I don't think LLMs can do my job yet. But I think we're getting shockingly close to them being able to do the other part. And I'm worried how we're going to get more senior developers.

I would not have said the same thing 6 months ago - the amount of progress here is significant. And I'm not denying that the technology has resulted in massive quantities of poor quality code produced by people who aren't in a position to review it, or that the externalities of all of this are large. But capitalism isn't going to give a shit, so we're getting all of this anyway whether we like it or not
@mjg59 do you have some way of evaluating that progress in the last 6 months in some way that is not the subjective impression of improvement?
@glyph @mjg59 watching the benchmarks get saturated is interesting, but watching teammates build entire non-trivial projects entirely with the technology is a lot more convincing. There was a really palpable uptick in capability of the most powerful variants of this at the beginning of this year.
@PaulM @mjg59 Someone I respect has said *some* version of this to me every month since ChatGPT first shipped though, and I am tired of retesting various models and having them all produce the same hot garbage for my problems, while wondering if they're slowly making me psychotic as a side-effect. I keep asking this question because if *hard* evidence shows up, the kind of ROI you see on a balance sheet, I don't want to miss it.

@glyph @mjg59
that's entirely fair, and they have been getting better, but what constitutes "worth using" is pretty individual. I'm curious if you have any examples of something you'd quantity that way.
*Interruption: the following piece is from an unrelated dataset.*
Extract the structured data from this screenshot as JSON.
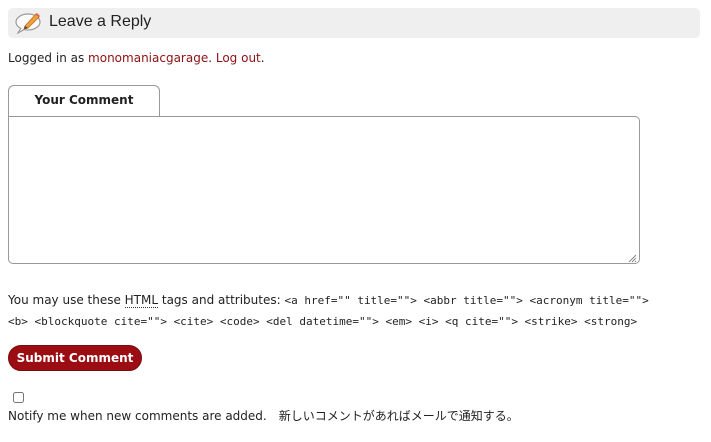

Maybe some relatively complex feature or bugfix you already wrote that you'd like to use as a benchmark for capability? Alternatively, a couple of trivial features you'd like in a personal project but haven't gotten around to building?

At a more mundane level, I suspect they could reliably alleviate a significant amount of the drudgery associated with maintaining OSS - fixing tests when dependencies are updated, etc. Nothing you can't trivially do yourself, but also in my experience painful to try to get the ADHD brain to pay attention to.

@PaulM @mjg59 At this point I am too nervous about the risks to actually touch one for anything non-trivial, and I think everyone should refrain from their use for ethical and safety reasons. One pretty robust argument in that discussion is "they're most likely actually an economic drain, even if they seem useful". But this is a tenuous argument that might become false at any moment, and if I'm not using them I won't know when that moment is.

@glyph

Production of all hardware, building and operation of all data centres are huge environmental issues, and while human activity was certainly extremely polluting even before that, the whole content generating stuff comes on top of that.
This idiotically might not concern companies like your employer.

But content generation models shift power to those who own them.
This might also not concern your employer, but if it's a SW corp they're externalising their core product

@PaulM @mjg59

@ari I'm pretty sure you meant to headline my username and not glyph's in that response?

@PaulM it's more a direct reply to Glyph then to you, so I think I want to headline Glyph? But I don't have a firm enough grasp on the workings of mastodon to be certain either way.

email / reddit style discussion trees have their merrit, I'd rather have that (and no character cap, but I digress)

@ari well then, I'm not sure why you're talking like that to glyph. He's an independent open source developer who does consulting and has a patreon and doesn't use LLMs and has contributed to a bunch of fundamental internet software you undoubtedly use.

So you kinda sound like an asshole here.